6 thoughts on “The Chief Rabbi Ephraim Mirvis

  1. Since Songs of Praise and Sunday Morning Live every festival on the multifaith spectrum has to be tenuously justified in the timeless manner of this fatuous Rabbi. I see no connection between Prince William climate change and this ridiculous erection of sheds in the back garden where Jews camp out in the start of autumn. The Chief Rabbi does and wants us to know about it and fails to tell us at a critical moment who those Jewish ancestors were. Sukkot and all its rigmarole sucks as far as I view it and I pity anyone who has to be part of it.


  2. “I’m one of those public religious figures whose tacit fundamental motivation is fixated on often going to bizarre lengths to earn enough pious brownie points to satisfy our IMF; however, on TFTD I suddenly become self-aware that this appears a tad strange and self-centred, hence I’ll use the phrase, ‘it reminds us of the need to do (x)’, where (x) is something the non-pious think and do readily using plain common sense, with no requirement of an ostentatious performative element and no expectation of automatic deference for it”.

    Liked by 1 person

    1. That’s a fair summary, Matt, except he didn’t actually tell us what ‘x’ is, or what specific contribution he and his flock are going to make to it.
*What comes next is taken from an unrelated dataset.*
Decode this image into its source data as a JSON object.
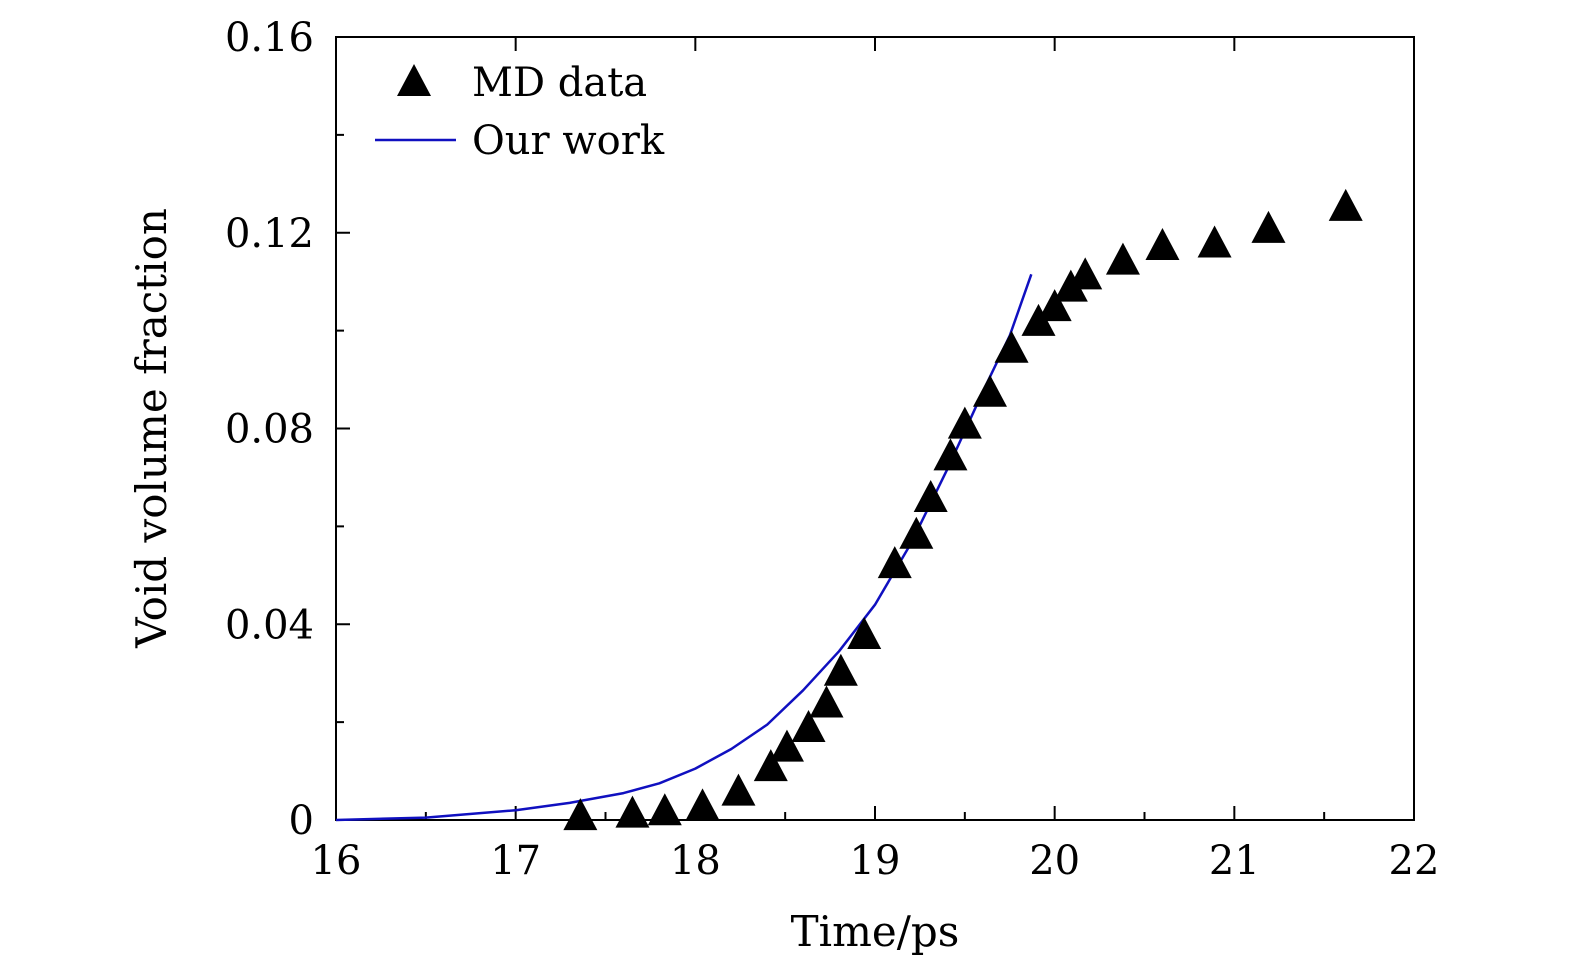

All we know is that ‘something must be done’.

      The Wikipedia article on Sukkot says that “On each day of the holiday it is mandatory to perform a waving ceremony with the Four Species”. Why didn’t the Chief Rabbi let us know about that bit? It sounds much more fun than loitering within tent for a week.
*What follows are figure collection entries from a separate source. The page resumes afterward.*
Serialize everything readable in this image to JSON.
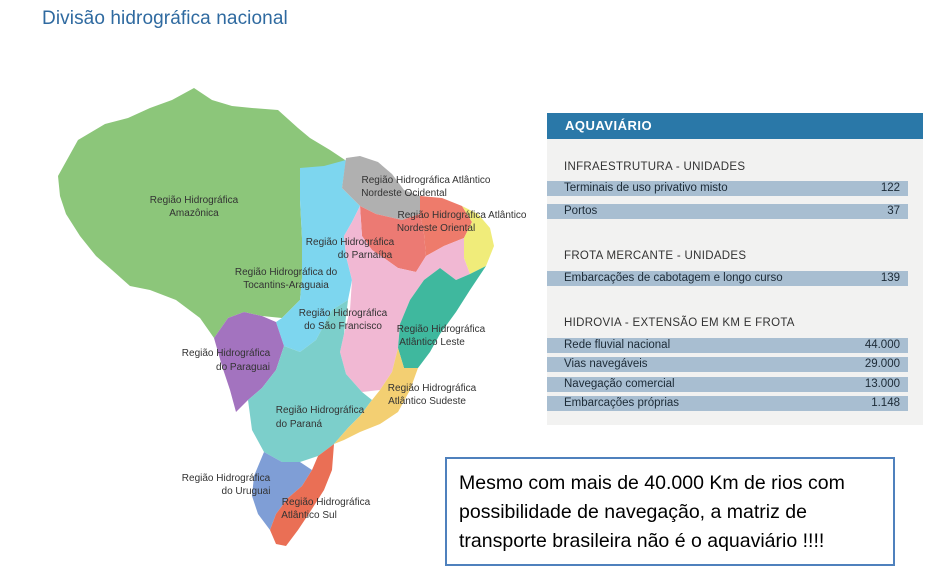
{
  "title": "Divisão hidrográfica nacional",
  "regions": [
    {
      "line1": "Região Hidrográfica",
      "line2": "Amazônica",
      "color": "#8cc67a"
    },
    {
      "line1": "Região Hidrográfica Atlântico",
      "line2": "Nordeste Ocidental",
      "color": "#b0b0b0"
    },
    {
      "line1": "Região Hidrográfica Atlântico",
      "line2": "Nordeste Oriental",
      "color": "#ee7b6b"
    },
    {
      "line1": "Região Hidrográfica",
      "line2": "do Parnaíba",
      "color": "#ec7a73"
    },
    {
      "line1": "Região Hidrográfica do",
      "line2": "Tocantins-Araguaia",
      "color": "#8cc67a"
    },
    {
      "line1": "Região Hidrográfica",
      "line2": "do São Francisco",
      "color": "#f1b8d3"
    },
    {
      "line1": "Região Hidrográfica",
      "line2": "Atlântico Leste",
      "color": "#3fb89e"
    },
    {
      "line1": "Região Hidrográfica",
      "line2": "do Paraguai",
      "color": "#a373bf"
    },
    {
      "line1": "Região Hidrográfica",
      "line2": "Atlântico Sudeste",
      "color": "#f3cf72"
    },
    {
      "line1": "Região Hidrográfica",
      "line2": "do Paraná",
      "color": "#7ccfcb"
    },
    {
      "line1": "Região Hidrográfica",
      "line2": "do Uruguai",
      "color": "#7f9ed6"
    },
    {
      "line1": "Região Hidrográfica",
      "line2": "Atlântico Sul",
      "color": "#ea6f55"
    }
  ],
  "panel": {
    "header": "AQUAVIÁRIO",
    "sections": [
      {
        "title": "INFRAESTRUTURA - UNIDADES",
        "rows": [
          {
            "label": "Terminais de uso privativo misto",
            "value": "122"
          },
          {
            "label": "Portos",
            "value": "37"
          }
        ]
      },
      {
        "title": "FROTA MERCANTE - UNIDADES",
        "rows": [
          {
            "label": "Embarcações de cabotagem e longo curso",
            "value": "139"
          }
        ]
      },
      {
        "title": "HIDROVIA - EXTENSÃO EM KM E FROTA",
        "rows": [
          {
            "label": "Rede fluvial nacional",
            "value": "44.000"
          },
          {
            "label": "Vias navegáveis",
            "value": "29.000"
          },
          {
            "label": "Navegação comercial",
            "value": "13.000"
          },
          {
            "label": "Embarcações próprias",
            "value": "1.148"
          }
        ]
      }
    ]
  },
  "callout": "Mesmo com mais de 40.000 Km de rios com possibilidade de navegação, a matriz de transporte brasileira não é o aquaviário !!!!"
}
  3. Do we wish the Chief Rabbi & co “Happy Sukot” or, to those living outside, should we say “Hi-de-hi, campers!”? I think we should be told.


  4. Dear Today Programme Editor
    Four thousand years ago my ancestors came from all over the island of Pretanni and camped out at a place called The Big Rocks On The Plain; you know it now as Stonehenge. There, to please our gods, we would erect temporary structures out of sticks, leaves, animal skins and whatever we could find in the area. We lived in these structures for a whole week to celebrate this time of year when the sun rose and fell exactly in the east and west; I now know it as the autumnal equinox.
    We would feast on meat from the animals we brought with us, making offerings of roasted sheep or cattle to thank the gods for providing a good harvest that year. Others would bring brews and fungi which, when we drank and ate them, would help us perform better in our dancing and fornication (or so we believed).
    You current inhabitants of this island no longer believe in those native gods we worshipped, which I can understand now that I realise they were supernatural beliefs no longer required to understand how the earth system works. You don’t even know the names of them; they have completely disappeared from your cultural memory.
    Yet you still allow someone whose ancestors come from thousands of miles away to appear on your Radio 4 programme and tell you about how his people haven’t progressed past what we were doing all those hundreds of years ago. Ludicrous! And he seems so proud of his supernatural beliefs and such out of date practices, almost as if he thinks you should regress to that level of ignorance.
    Surely you could have filled this spot with a three minute section on something that would have educated your listeners?

    Your sincerely
    Stig of the Dump


    1. Brilliant, PaulT. Thank you for channelled Stig of the Dump; his protest hits the nail on the head perfectly.

      It’s strange, isn’t it, that as the enlightenment progressed, a couple of hundred years ago, elderly women living alone, who might have kept a cat, stopped being accused of witchcraft, tried and hanged. Yet a whole community today still celebrates a deity that sent plagues of locusts and frogs on Egypt, and slaughtered their cattle and first born sons, just in order that the Pharaoh should release their ‘ancestors.’ That the same deity also ‘hardened Pharaoh’s heart’ so that he refused to perform that action usually seems to get overlooked. Of course, none of this actually happened, but it is distasteful that it is commemorated as if it did. Scary, really.